This post looks at the May WSJ Economic Forecasting Survey. Academic economists and seasoned professionals have found it notoriously difficult to forecast recessions. The survey asks panelists point blank about the probability of a recession in the coming 12 months. The consensus was 15 percent, about the same as the previous months. However, firms, governments, and individuals, may want to have a longer range forecast than the next year. To assess long-run forecasts we can turn to the analysts forecasts of the federal funds rate.
The federal funds rate is the interest rate at which commercial banks lend to one another overnight. By purchasing and selling assets (historical these were always government bonds, but the Fed has had more latitude to hold non-government securities and derivatives since the financial crisis), the Federal Reserve influences the market forces to acheive some interest rate target. Currently that target is between 0.75 and 1 percent (the daily actual interest rate tends to be 0.91 percent).
The forecasting survey asks participants for a predicted Federal Funds rate every June and December through 2019. Instead of focusing on the values, we can draw insight from changes. For example, if a forecaster has a higher forecast for June 2018 then Decemeber 2017, then the implicit assumption is that the Fed percieves will still perceive strong economic growth.

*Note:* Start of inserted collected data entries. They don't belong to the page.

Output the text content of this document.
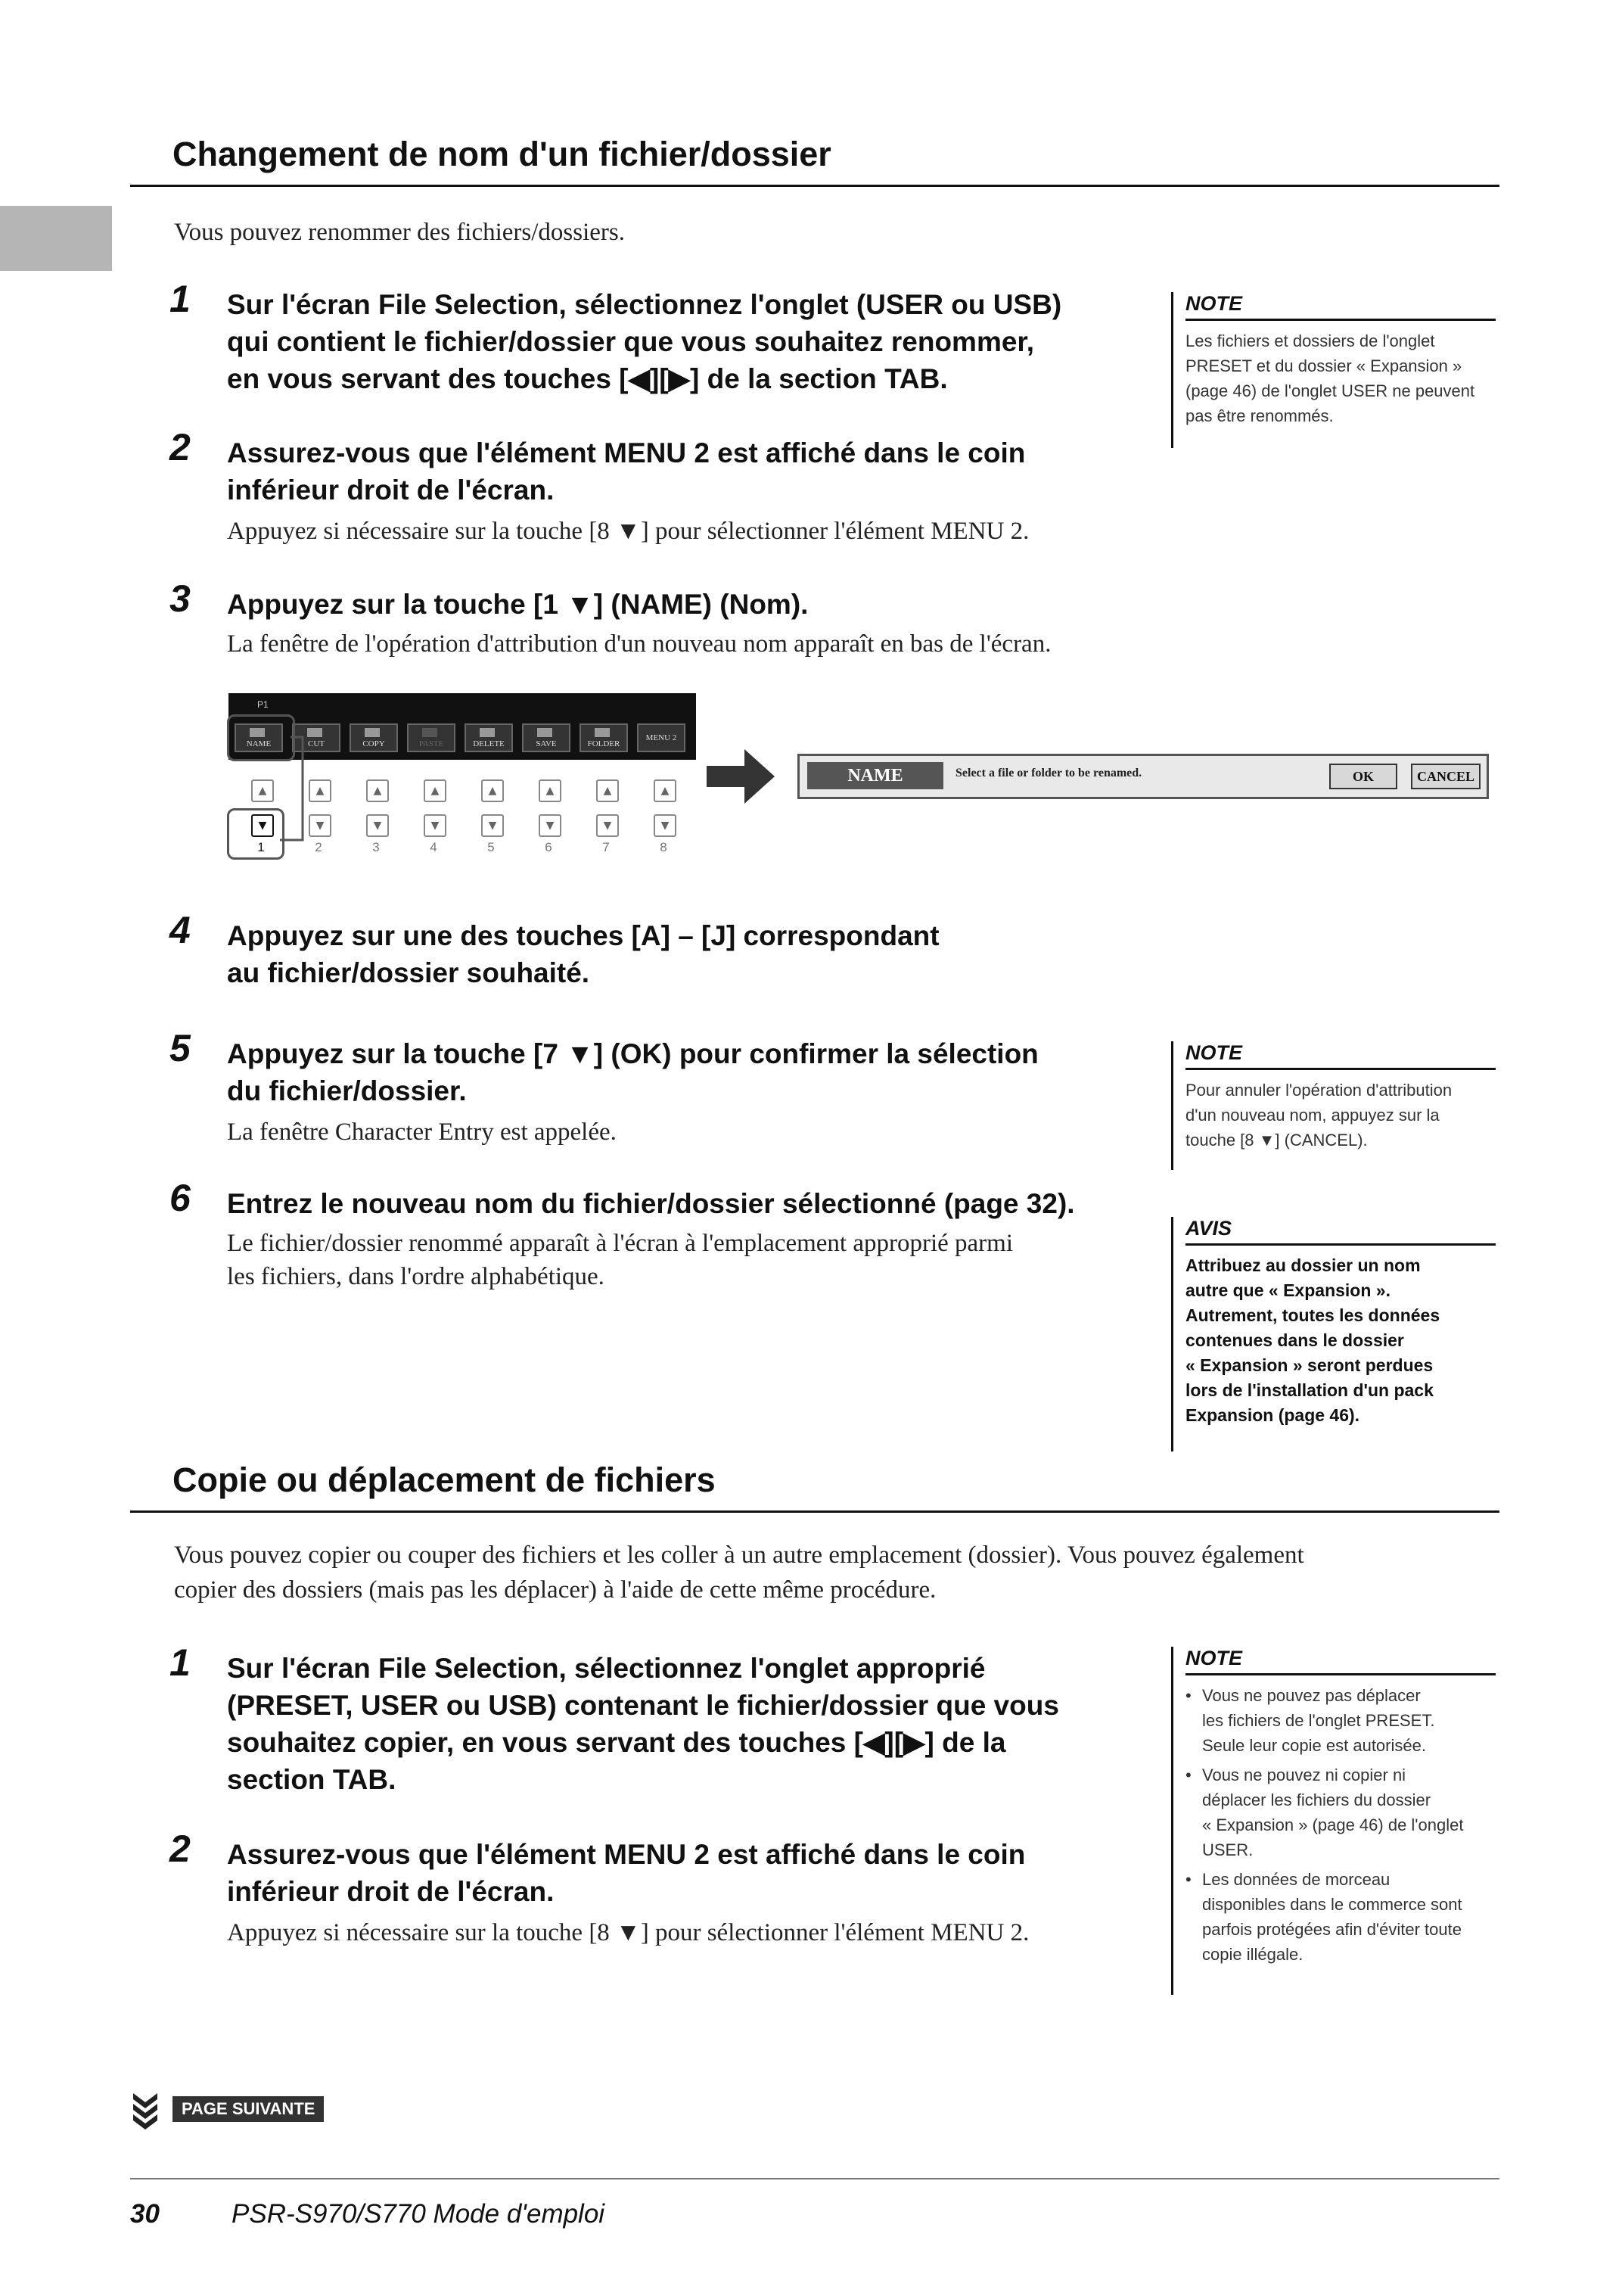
Changement de nom d'un fichier/dossier
Vous pouvez renommer des fichiers/dossiers.
1 Sur l'écran File Selection, sélectionnez l'onglet (USER ou USB)
qui contient le fichier/dossier que vous souhaitez renommer,
en vous servant des touches [◀][▶] de la section TAB.
2 Assurez-vous que l'élément MENU 2 est affiché dans le coin
inférieur droit de l'écran.
Appuyez si nécessaire sur la touche [8 ▼] pour sélectionner l'élément MENU 2.
3 Appuyez sur la touche [1 ▼] (NAME) (Nom).
La fenêtre de l'opération d'attribution d'un nouveau nom apparaît en bas de l'écran.
NOTE
Les fichiers et dossiers de l'onglet
PRESET et du dossier « Expansion »
(page 46) de l'onglet USER ne peuvent
pas être renommés.
P1
NAME	CUT	COPY	PASTE	DELETE	SAVE	FOLDER
MENU 2
▲	▲	▲	▲	▲	▲	▲	▲
▼	▼	▼	▼	▼	▼	▼	▼
1	2	3	4	5	6	7	8
NAME	Select a file or folder to be renamed.	OK	CANCEL
4 Appuyez sur une des touches [A] – [J] correspondant
au fichier/dossier souhaité.
5 Appuyez sur la touche [7 ▼] (OK) pour confirmer la sélection
du fichier/dossier.
La fenêtre Character Entry est appelée.
6 Entrez le nouveau nom du fichier/dossier sélectionné (page 32).
Le fichier/dossier renommé apparaît à l'écran à l'emplacement approprié parmi
les fichiers, dans l'ordre alphabétique.
NOTE
Pour annuler l'opération d'attribution
d'un nouveau nom, appuyez sur la
touche [8 ▼] (CANCEL).
AVIS
Attribuez au dossier un nom
autre que « Expansion ».
Autrement, toutes les données
contenues dans le dossier
« Expansion » seront perdues
lors de l'installation d'un pack
Expansion (page 46).
Copie ou déplacement de fichiers
Vous pouvez copier ou couper des fichiers et les coller à un autre emplacement (dossier). Vous pouvez également
copier des dossiers (mais pas les déplacer) à l'aide de cette même procédure.
1 Sur l'écran File Selection, sélectionnez l'onglet approprié
(PRESET, USER ou USB) contenant le fichier/dossier que vous
souhaitez copier, en vous servant des touches [◀][▶] de la
section TAB.
2 Assurez-vous que l'élément MENU 2 est affiché dans le coin
inférieur droit de l'écran.
Appuyez si nécessaire sur la touche [8 ▼] pour sélectionner l'élément MENU 2.
NOTE
• Vous ne pouvez pas déplacer
les fichiers de l'onglet PRESET.
Seule leur copie est autorisée.
• Vous ne pouvez ni copier ni
déplacer les fichiers du dossier
« Expansion » (page 46) de l'onglet
USER.
• Les données de morceau
disponibles dans le commerce sont
parfois protégées afin d'éviter toute
copie illégale.
PAGE SUIVANTE
30	PSR-S970/S770 Mode d'emploi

However, a lower forecast implies that the future Fed decision reflects weak economic growth.
Until June 2019, 98 percent of survey participants foresee the Fed holding rates steady or increasing, suggesting continued economic expansion until then. That forecast is consistent with the low probability of recession predicted for the coming year. In December that percentage drops to 91, with only two analysts predicting a declining Fed Funds Rate. If the analysts predictions hold true, then the coming year or two promises to be strong. In addition, it is likely that the weak advance Q1 growth estimate of 2017, is either an aberration, or will be revised upward.
In the short-run, 91 percent of analysts predict the Fed will increase rates by June 2017, as compared to 84 percent in April, and 60 percent in March. The strong employment numbers from April confirm that analysis. Continued positive news on other economic indicators will reinforce the likelihood of a rate hike in May or June.